Noi oggi sappiamo. In teoria si sapeva anche allora, se,
nel 1942, la principale organizzazione sindacale israeliana poteva già
denunciare il vile “assassinio di un milione di ebrei”. Se mons. Angelo
Roncalli, il futuro Papa Buono, si sentiva già in obbligo di salvare
quelli residenti ad Istanbul. Se, come attesta lo storico ebreo
Emilio Pinchas Lapide, la Santa Sede si mobilitò subito per sottrarre a
morte certa centinaia di migliaia di semiti.

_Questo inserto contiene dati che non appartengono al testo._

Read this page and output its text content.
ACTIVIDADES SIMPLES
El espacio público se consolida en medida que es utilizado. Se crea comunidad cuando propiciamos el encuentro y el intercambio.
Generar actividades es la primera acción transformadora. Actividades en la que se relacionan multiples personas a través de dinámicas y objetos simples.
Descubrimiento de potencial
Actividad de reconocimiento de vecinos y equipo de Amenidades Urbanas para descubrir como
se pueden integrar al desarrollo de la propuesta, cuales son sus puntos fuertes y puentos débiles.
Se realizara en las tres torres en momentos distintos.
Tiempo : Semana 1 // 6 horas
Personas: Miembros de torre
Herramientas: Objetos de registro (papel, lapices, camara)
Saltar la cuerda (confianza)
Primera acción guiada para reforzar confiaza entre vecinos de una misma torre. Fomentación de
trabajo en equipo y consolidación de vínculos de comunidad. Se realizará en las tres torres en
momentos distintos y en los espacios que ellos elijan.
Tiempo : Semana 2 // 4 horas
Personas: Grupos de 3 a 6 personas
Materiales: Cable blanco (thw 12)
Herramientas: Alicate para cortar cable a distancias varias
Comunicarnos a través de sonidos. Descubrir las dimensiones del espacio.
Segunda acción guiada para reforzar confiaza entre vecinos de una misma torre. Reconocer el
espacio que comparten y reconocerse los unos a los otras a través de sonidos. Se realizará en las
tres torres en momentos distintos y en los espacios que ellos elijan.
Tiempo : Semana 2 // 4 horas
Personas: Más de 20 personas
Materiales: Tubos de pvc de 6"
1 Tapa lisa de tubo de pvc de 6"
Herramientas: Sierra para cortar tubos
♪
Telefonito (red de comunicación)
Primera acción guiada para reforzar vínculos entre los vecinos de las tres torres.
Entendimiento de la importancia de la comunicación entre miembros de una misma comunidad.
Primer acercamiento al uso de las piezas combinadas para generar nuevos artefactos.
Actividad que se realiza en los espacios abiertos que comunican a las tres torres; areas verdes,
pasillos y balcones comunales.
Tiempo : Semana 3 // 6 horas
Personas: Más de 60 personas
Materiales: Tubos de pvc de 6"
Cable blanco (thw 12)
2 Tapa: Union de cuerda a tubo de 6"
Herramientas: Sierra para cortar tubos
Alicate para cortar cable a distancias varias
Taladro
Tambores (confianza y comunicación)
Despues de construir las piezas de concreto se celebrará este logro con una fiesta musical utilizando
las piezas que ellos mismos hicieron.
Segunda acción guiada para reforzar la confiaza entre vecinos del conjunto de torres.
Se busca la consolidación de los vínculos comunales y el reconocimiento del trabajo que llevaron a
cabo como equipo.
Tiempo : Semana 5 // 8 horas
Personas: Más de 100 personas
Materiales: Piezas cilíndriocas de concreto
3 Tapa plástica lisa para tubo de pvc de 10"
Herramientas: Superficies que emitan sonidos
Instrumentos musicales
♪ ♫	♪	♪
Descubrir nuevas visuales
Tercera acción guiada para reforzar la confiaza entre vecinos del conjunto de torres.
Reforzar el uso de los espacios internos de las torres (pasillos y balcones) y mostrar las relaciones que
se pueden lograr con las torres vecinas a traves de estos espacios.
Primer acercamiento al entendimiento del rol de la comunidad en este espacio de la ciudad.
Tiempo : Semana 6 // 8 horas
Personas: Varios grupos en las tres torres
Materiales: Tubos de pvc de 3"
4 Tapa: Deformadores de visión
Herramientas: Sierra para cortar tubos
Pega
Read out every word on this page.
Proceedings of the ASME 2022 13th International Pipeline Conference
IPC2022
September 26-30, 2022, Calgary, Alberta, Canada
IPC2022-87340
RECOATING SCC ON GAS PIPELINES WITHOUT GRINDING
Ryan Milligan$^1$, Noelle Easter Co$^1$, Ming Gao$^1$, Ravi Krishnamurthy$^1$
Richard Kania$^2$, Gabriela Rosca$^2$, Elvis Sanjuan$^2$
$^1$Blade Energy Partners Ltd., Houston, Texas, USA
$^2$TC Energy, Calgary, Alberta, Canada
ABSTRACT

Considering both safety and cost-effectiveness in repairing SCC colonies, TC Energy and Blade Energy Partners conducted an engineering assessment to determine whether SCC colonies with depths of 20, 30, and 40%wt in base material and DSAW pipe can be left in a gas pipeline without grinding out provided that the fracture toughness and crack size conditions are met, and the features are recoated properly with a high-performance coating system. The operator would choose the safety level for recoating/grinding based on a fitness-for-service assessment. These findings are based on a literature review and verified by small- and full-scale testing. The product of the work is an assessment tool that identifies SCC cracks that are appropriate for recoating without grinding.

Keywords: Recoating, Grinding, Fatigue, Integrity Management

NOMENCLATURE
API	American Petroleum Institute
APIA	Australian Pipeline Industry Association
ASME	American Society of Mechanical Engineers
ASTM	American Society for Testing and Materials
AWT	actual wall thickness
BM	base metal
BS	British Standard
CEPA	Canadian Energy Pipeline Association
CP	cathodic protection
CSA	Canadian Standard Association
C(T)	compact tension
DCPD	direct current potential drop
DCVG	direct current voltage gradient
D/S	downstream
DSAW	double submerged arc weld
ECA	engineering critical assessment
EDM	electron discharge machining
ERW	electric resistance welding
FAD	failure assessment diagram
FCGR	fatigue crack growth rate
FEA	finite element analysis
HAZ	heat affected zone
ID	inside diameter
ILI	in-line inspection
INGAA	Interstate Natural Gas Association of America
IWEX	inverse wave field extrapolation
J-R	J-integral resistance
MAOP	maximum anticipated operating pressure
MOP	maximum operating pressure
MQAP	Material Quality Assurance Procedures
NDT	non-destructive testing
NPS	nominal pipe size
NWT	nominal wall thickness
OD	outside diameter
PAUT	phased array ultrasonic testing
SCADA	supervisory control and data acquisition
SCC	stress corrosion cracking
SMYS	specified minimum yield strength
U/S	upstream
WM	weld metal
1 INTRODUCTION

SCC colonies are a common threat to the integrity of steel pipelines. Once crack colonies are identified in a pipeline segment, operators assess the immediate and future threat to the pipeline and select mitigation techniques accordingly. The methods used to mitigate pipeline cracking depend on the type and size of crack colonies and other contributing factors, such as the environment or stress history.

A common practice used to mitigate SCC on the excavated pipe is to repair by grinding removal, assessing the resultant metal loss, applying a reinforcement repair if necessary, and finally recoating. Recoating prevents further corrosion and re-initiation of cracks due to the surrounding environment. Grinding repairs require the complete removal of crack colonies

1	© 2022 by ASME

Per questo scandalizza vedere, 60 anni dopo, la sala
dell’Onu semideserta, mentre Kofi Annan ricorda la Shoah. E stupisce
sentire il suo segretario generale affermare che “perché il male trionfi
basta che i buoni non muovano un dito”, sapendo che, nel non
lontanissimo 1994, proprio lui, Kofi Annan, non mosse dito quando in
Ruanda se ne compiva un altro, di genocidio, 800.000 tutsi uccisi in tre
mesi. Né lo muove di fronte al massacro in atto nel Darfur. Senza
contare che, a stare ad alcuni sondaggi anche recenti, l’antisemitismo è
ancora diffuso.
Si dice che dobbiamo sapere per non dimenticare. Ma
scordiamo gli orrori dei gulag sovietici che sopravvissero al nazismo e
perdiamo il ricordo degli ebrei russi, condannati da Stalin alla morte
in Siberia e salvati, nel 1953, non dalla condanna del mondo civile
bensì dalla fine del dittatore sovietico. Si organizzano gite
scolastiche ad Auschwitz ma si omette di rilevare che, a salvare
740.000, forse 850.000 ebrei, compresa buona parte dei residenti nel
ghetto romano, fu proprio la Chiesa cattolica, allora guidata da quel
Pio XII di cui ancora oggi s’infanga il nome.
Fa impressione sentire il rabbino capo di Roma, Di Segni,
confrontare la “condanna” dell’Olocausto di Papa Wojtyla al “silenzio”
correo di Papa Pacelli. Come se, per limitare lo sterminio, fosse stata
più utile una pubblica disapprovazione, che avrebbe esposto anche i
cattolici tedeschi all’ira di Hitler, che non il silenzioso aprire le
porte di conventi, parrocchie, monasteri e ospitali case di cattolici. E
provoca sdegno leggere, il 28 dicembre scorso, sul maggior quotidiano
italiano, il Corriere della Sera, l’accusa di antisemitismo rivolta a
Pio XII sulla base di un documento poi risultato incompleto.
Trovato in Francia, il testo è stato pubblicato a firma
di Alberto Melloni (direttore della Biblioteca “Dossetti” della
Fondazione per le Scienze Religiose Giovanni XXIII di Bologna). In esso
si legge che il Pontefice avrebbe approvato, a guerra finita, il parere
del Sant’Uffizio (retto all’epoca da mons. Montini, futuro Paolo VI!) di
“non restituire i piccoli ebrei salvati dall’Olocausto, se nel frattempo
battezzati”. E di avere inviato disposizioni in tal senso a mons.
Roncalli, nunzio apostolico a Parigi, il quale stranamente non ebbe
nulla da obiettare.
La “disumanità” apparente di tale decisione era però
annullata da un inciso che lo storico Melloni omette: "Altra cosa
sarebbe se i bambini venissero richiesti dai parenti". La Santa Sede non
intendeva sottrarre i piccini ai loro familiari, piuttosto alle
“istituzioni ebraiche” che nel 1946 lavoravano in tutta Europa per
trasferirli in Palestina in vista della fondazione del nuovo Stato
d'Israele. E’ vero che il testo integrale è stato poi pubblicato su
il Giornale da Matteo Luigi Napolitano ed Andrea Tornielli. Ma resta
il fatto che si è tentato, ancora una volta e con una mezza verità,
d’infangare il nome di Pio XII. E questo a chi giova?